Posted on March 26, 2016 · Posted in News

The blackbird is always a relative latecomer to the winter songfest; this year we didn’t hear our resident male until 23rd February, and a cold easterly breeze soon silenced him again. But during our first spring at Bron y Llys we didn’t hear any blackbird song until May, though it was obvious that a pair held territory near the house. Just as I was beginning to think our male was the Marcel Marceau of the blackbird world, the sudden appearance of a second male prompted him to break his silence and proclaim his territorial rights. Since then – assuming it’s the same bird – his song has become richer each year. Whereas most bird species learn their songs during their first year, with no subsequent change, a blackbird’s song improves with age as he adds to his repertoire of phrases. Our bird can now put on a great performance, though it takes a mild day to melt his strange reserve.

The song thrush, on the other hand, will sing in the coldest weather, often starting in early winter, and the mistle thrush (pictured) frequently lives up to his old name of stormcock. Both of them, and the blackbird, prefer to sing from the tops of our tallest spruces, vantage points that provide a view of approaching danger as well as a good place from which to be heard. For my money the song thrush is the finest singer of the three; nothing beats his virtuoso performance for range, variety and sheer exuberance, and its exultant beauty is equally suited to the mood of dusk or early morning.

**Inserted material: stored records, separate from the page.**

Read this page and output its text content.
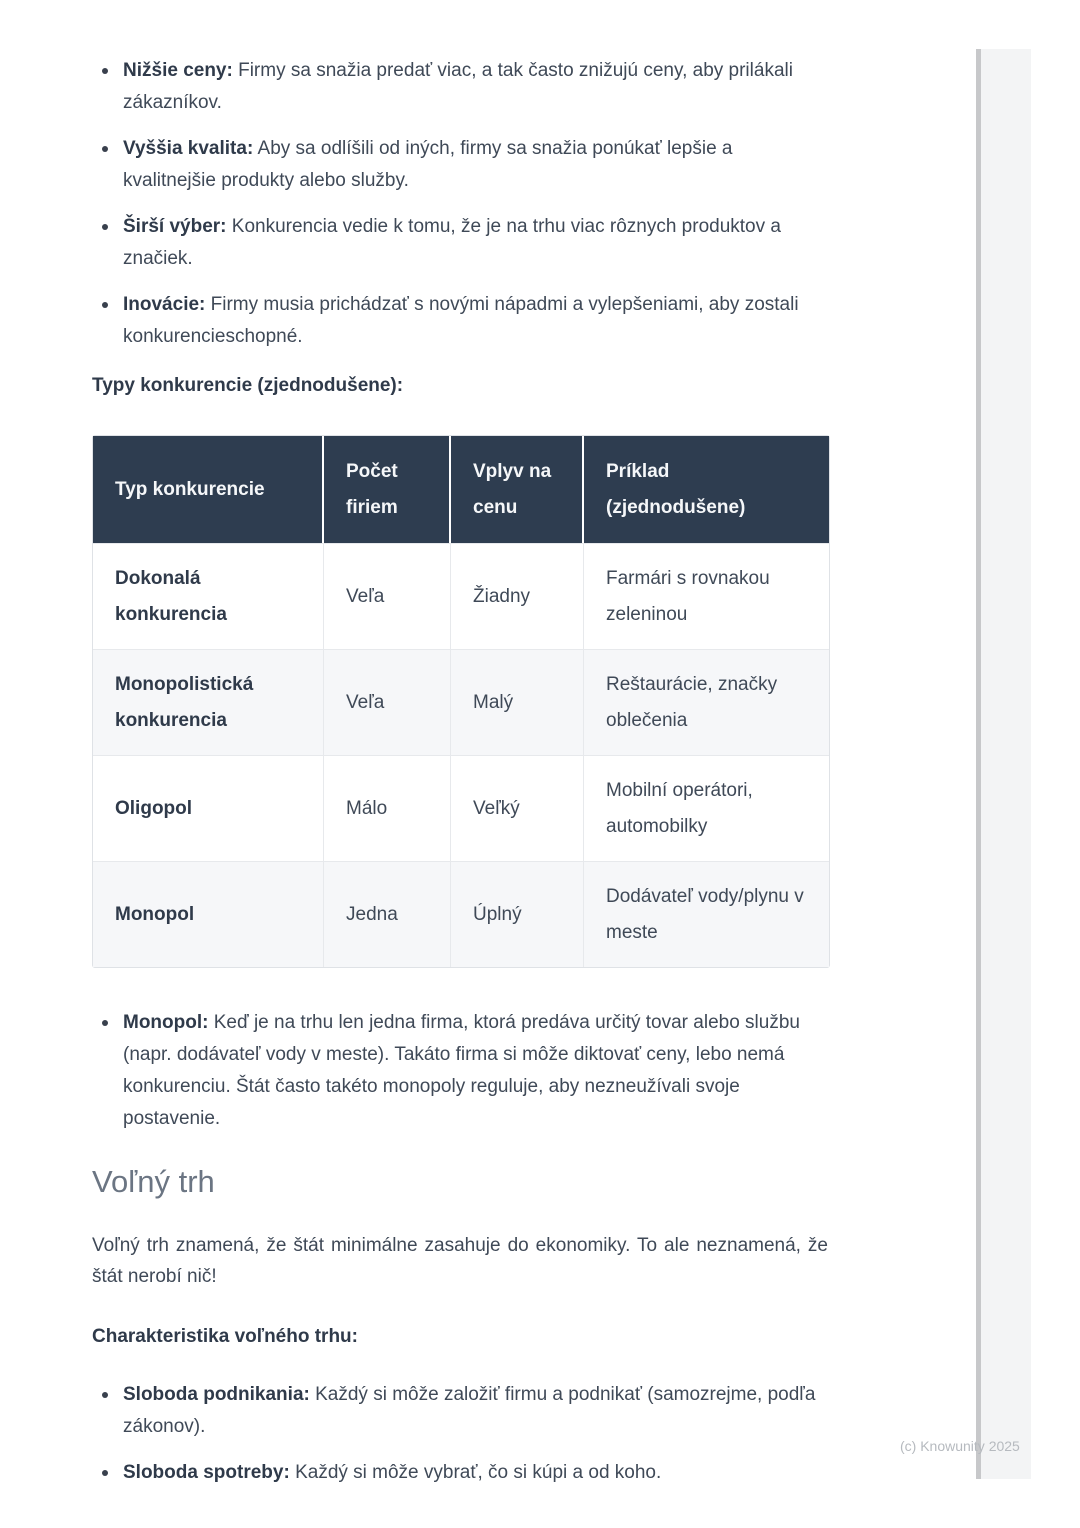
Nižšie ceny: Firmy sa snažia predať viac, a tak často znižujú ceny, aby prilákali zákazníkov.
Vyššia kvalita: Aby sa odlíšili od iných, firmy sa snažia ponúkať lepšie a kvalitnejšie produkty alebo služby.
Širší výber: Konkurencia vedie k tomu, že je na trhu viac rôznych produktov a značiek.
Inovácie: Firmy musia prichádzať s novými nápadmi a vylepšeniami, aby zostali konkurencieschopné.
Typy konkurencie (zjednodušene):
Typ konkurencie	Počet firiem	Vplyv na cenu	Príklad (zjednodušene)
Dokonalá konkurencia	Veľa	Žiadny	Farmári s rovnakou zeleninou
Monopolistická konkurencia	Veľa	Malý	Reštaurácie, značky oblečenia
Oligopol	Málo	Veľký	Mobilní operátori, automobilky
Monopol	Jedna	Úplný	Dodávateľ vody/plynu v meste
Monopol: Keď je na trhu len jedna firma, ktorá predáva určitý tovar alebo službu (napr. dodávateľ vody v meste). Takáto firma si môže diktovať ceny, lebo nemá konkurenciu. Štát často takéto monopoly reguluje, aby nezneužívali svoje postavenie.
Voľný trh

Voľný trh znamená, že štát minimálne zasahuje do ekonomiky. To ale neznamená, že štát nerobí nič!

Charakteristika voľného trhu:
Sloboda podnikania: Každý si môže založiť firmu a podnikať (samozrejme, podľa zákonov).
Sloboda spotreby: Každý si môže vybrať, čo si kúpi a od koho.
(c) Knowunity 2025
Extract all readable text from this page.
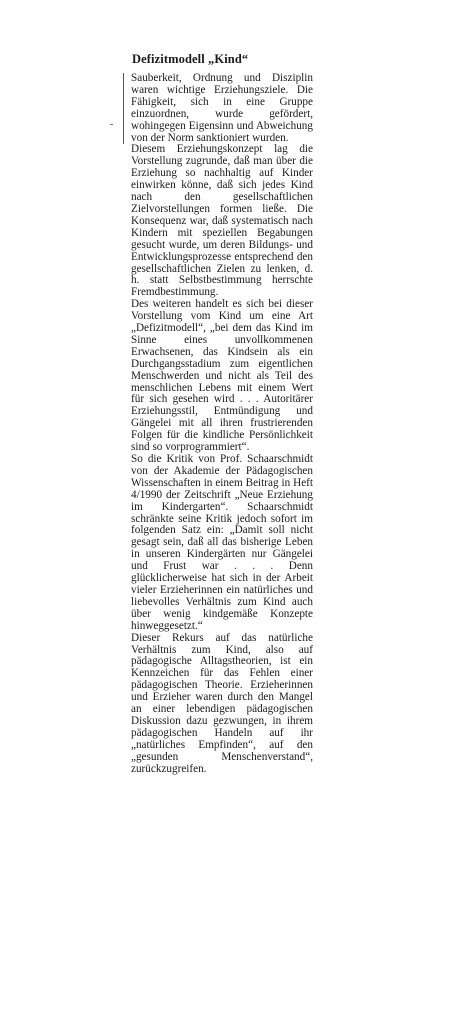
Defizitmodell „Kind“

Sauberkeit, Ordnung und Disziplin waren wichtige Erziehungsziele. Die Fähigkeit, sich in eine Gruppe einzuordnen, wurde gefördert, wohingegen Eigensinn und Abweichung von der Norm sanktioniert wurden.

Diesem Erziehungskonzept lag die Vorstellung zugrunde, daß man über die Erziehung so nachhaltig auf Kinder einwirken könne, daß sich jedes Kind nach den gesellschaftlichen Zielvorstellungen formen ließe. Die Konsequenz war, daß systematisch nach Kindern mit speziellen Begabungen gesucht wurde, um deren Bildungs- und Entwicklungsprozesse entsprechend den gesellschaftlichen Zielen zu lenken, d. h. statt Selbstbestimmung herrschte Fremdbestimmung.

Des weiteren handelt es sich bei dieser Vorstellung vom Kind um eine Art „Defizitmodell“, „bei dem das Kind im Sinne eines unvollkommenen Erwachsenen, das Kindsein als ein Durchgangsstadium zum eigentlichen Menschwerden und nicht als Teil des menschlichen Lebens mit einem Wert für sich gesehen wird . . . Autoritärer Erziehungsstil, Entmündigung und Gängelei mit all ihren frustrierenden Folgen für die kindliche Persönlichkeit sind so vorprogrammiert“.

So die Kritik von Prof. Schaarschmidt von der Akademie der Pädagogischen Wissenschaften in einem Beitrag in Heft 4/1990 der Zeitschrift „Neue Erziehung im Kindergarten“. Schaarschmidt schränkte seine Kritik jedoch sofort im folgenden Satz ein: „Damit soll nicht gesagt sein, daß all das bisherige Leben in unseren Kindergärten nur Gängelei und Frust war . . . Denn glücklicherweise hat sich in der Arbeit vieler Erzieherinnen ein natürliches und liebevolles Verhältnis zum Kind auch über wenig kindgemäße Konzepte hinweggesetzt.“

Dieser Rekurs auf das natürliche Verhältnis zum Kind, also auf pädagogische Alltagstheorien, ist ein Kennzeichen für das Fehlen einer pädagogischen Theorie. Erzieherinnen und Erzieher waren durch den Mangel an einer lebendigen pädagogischen Diskussion dazu gezwungen, in ihrem pädagogischen Handeln auf ihr „natürliches Empfinden“, auf den „gesunden Menschenverstand“, zurückzugreifen.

Robins, of course, have been singing since August with no winter break. Dunnock, wren and our three resident tit species (blue, great and coal tit) have been singing for some while, and last week I heard the high, whispery song of a goldcrest for the first time this spring. With chaffinches, goldfinches and siskins now adding their voices we have the full complement of regular resident singers. We look forward to spring migrants arriving to swell the chorus.